From January to April, CalFire responded to more than 800 wildfires throughout California. During the same period last year, it was only 300. The alarming spike combined with the dry winter forced the state to urge Californians to do their part in getting ready for fire season by creating defensible space and having an emergency plan.
"We're prepared, but the individuals around the state need to be prepared," California Natural Resources Secretary John Laird said.
Homeowner preparation is especially important this year because of budget cuts totaling $80 million. The state hired 700 fewer seasonal firefighters this year, five bulldozers that help create fire breaks won't be in use and one airbase in Fresno was shut down.Three-man crews will also continue to be assigned to engines, instead of four people. And for the second year in a row, California couldn't afford to keep the converted DC-10 used for airdrops on an exclusive contract, so the states will have to fight over it on an as-needed basis.
"To have it available on-call costs us more per hour," CalFire senior aviation officer Bill Payne said. "Of course, the operation has to make its money, pay people and does its maintenance."
All this talk of cutbacks worries residents like Monica Wilson, who live right next to areas prone to wildfires. They'll be depending on CalFire more than ever since vegetation is noticeably dry this year.
"I don't know if response times will be increased, or if they'll have less manpower to create firebreaks," Wilson said. "I think basic fire protection is something our government needs to pay for."

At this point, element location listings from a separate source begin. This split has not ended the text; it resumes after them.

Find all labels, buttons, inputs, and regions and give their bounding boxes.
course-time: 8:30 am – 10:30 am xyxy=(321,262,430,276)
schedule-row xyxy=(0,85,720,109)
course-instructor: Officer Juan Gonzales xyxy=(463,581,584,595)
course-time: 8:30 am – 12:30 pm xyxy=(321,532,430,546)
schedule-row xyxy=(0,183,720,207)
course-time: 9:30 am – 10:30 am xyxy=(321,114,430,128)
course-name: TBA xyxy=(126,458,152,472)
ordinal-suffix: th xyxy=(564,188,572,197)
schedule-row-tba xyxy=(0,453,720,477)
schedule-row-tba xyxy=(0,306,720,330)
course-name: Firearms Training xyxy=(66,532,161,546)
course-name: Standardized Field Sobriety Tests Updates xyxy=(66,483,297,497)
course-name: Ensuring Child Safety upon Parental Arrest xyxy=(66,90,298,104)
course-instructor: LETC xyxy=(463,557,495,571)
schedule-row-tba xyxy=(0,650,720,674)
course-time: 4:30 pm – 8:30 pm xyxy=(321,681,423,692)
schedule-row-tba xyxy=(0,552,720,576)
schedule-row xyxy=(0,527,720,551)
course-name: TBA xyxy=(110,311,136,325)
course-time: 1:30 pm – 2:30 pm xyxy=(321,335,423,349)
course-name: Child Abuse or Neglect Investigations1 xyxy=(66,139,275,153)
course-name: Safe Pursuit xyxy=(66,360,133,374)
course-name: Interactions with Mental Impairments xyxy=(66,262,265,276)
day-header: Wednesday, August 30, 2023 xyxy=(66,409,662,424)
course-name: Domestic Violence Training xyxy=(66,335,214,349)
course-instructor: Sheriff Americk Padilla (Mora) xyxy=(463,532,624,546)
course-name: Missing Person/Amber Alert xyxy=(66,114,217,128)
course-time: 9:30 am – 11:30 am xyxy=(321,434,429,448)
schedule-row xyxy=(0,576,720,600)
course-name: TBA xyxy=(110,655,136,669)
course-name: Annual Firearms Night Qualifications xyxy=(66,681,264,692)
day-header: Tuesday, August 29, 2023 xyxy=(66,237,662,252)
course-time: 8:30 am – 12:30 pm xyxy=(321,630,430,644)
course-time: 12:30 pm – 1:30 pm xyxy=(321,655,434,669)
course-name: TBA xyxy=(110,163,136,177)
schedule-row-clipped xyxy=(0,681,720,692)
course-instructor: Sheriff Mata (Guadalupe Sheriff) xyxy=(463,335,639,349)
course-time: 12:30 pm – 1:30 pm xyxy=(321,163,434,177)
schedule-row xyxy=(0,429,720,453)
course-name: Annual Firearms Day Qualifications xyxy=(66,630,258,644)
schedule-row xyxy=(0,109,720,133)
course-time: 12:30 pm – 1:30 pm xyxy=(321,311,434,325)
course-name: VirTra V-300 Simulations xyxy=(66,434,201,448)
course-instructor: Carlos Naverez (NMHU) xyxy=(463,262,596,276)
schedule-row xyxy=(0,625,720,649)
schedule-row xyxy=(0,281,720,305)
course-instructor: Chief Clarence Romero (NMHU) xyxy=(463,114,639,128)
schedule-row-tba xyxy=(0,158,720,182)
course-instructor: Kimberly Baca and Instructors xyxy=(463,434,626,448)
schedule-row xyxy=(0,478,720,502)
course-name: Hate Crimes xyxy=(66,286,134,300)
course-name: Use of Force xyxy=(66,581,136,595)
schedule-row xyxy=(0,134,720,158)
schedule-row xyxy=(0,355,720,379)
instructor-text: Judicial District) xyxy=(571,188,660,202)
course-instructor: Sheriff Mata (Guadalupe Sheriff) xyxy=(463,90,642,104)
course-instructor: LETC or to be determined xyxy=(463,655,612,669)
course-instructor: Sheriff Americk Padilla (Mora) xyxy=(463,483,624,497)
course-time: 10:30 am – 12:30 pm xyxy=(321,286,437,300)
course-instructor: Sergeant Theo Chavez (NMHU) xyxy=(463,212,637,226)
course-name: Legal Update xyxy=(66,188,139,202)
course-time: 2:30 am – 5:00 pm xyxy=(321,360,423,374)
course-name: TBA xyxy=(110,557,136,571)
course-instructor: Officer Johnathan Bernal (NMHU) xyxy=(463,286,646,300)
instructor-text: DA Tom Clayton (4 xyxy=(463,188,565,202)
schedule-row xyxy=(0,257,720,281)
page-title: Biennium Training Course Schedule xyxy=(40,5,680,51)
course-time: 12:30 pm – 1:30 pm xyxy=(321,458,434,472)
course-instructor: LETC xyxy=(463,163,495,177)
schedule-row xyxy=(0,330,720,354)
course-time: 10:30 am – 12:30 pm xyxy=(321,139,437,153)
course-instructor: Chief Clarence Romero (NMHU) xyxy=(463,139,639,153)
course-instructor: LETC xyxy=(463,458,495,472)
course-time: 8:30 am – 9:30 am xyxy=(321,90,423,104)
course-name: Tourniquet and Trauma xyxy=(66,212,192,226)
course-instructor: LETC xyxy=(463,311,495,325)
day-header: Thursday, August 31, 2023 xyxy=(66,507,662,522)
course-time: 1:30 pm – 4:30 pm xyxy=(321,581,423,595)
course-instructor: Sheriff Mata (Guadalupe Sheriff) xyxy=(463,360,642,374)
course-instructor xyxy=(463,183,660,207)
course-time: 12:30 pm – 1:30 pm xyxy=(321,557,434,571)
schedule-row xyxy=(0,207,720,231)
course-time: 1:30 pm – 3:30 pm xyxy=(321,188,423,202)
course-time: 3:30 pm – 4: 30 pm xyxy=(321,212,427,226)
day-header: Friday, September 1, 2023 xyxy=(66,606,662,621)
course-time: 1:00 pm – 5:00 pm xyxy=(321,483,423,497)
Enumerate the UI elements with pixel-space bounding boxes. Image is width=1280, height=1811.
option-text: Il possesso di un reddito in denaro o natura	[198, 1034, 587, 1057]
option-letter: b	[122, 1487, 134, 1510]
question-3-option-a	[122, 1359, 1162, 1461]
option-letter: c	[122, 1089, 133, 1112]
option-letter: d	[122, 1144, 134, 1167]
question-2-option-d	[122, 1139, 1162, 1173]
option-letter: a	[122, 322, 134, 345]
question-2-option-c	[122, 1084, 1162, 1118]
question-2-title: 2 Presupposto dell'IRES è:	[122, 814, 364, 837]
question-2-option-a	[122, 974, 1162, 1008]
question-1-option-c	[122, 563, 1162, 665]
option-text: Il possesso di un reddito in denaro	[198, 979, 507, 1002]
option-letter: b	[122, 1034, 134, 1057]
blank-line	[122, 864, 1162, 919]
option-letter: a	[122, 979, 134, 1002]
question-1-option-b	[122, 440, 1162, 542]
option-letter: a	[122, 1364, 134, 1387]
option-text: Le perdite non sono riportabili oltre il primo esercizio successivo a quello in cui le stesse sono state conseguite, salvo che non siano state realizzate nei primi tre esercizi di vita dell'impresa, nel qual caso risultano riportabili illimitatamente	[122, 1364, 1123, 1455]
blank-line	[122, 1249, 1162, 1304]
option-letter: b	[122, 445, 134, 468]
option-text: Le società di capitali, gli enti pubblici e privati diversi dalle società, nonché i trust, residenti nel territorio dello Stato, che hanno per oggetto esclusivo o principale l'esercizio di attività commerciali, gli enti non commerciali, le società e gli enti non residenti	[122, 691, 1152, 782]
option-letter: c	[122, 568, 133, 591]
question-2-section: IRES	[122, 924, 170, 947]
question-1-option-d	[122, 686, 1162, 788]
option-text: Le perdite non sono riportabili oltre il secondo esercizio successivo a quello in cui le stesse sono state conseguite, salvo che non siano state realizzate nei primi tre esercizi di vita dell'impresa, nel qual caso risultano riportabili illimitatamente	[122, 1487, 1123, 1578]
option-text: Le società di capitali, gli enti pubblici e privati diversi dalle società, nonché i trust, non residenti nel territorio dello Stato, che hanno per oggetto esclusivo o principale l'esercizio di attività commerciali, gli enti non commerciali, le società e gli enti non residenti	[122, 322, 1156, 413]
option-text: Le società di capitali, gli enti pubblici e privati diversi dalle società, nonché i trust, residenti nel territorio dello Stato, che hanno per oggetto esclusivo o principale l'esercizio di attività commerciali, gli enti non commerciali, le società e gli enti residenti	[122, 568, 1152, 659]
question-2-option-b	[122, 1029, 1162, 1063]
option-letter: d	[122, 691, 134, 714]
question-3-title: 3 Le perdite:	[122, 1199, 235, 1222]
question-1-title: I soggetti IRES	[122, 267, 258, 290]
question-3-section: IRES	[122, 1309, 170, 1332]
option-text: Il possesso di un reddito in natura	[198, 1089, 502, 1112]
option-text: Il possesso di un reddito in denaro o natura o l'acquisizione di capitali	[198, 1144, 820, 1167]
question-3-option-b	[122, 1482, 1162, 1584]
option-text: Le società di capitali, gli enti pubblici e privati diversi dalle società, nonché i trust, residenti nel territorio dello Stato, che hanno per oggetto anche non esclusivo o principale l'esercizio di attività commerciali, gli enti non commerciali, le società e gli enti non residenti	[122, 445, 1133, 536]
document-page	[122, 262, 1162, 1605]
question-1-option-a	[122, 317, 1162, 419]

But CalFire says residents shouldn't worry because the state has the ability to move resources around and call on other agencies for help.
"We use fire weather and fire behavior specialists to help us anticipate what weather and other conditions are there and we'll staff it accordingly," CalFire Chief Ken Pimlott said.
The state does have an emergency fund it can dip into in case firefighting costs get out of control. It's also readying to bill rural residents up to $150 a year for fire protection.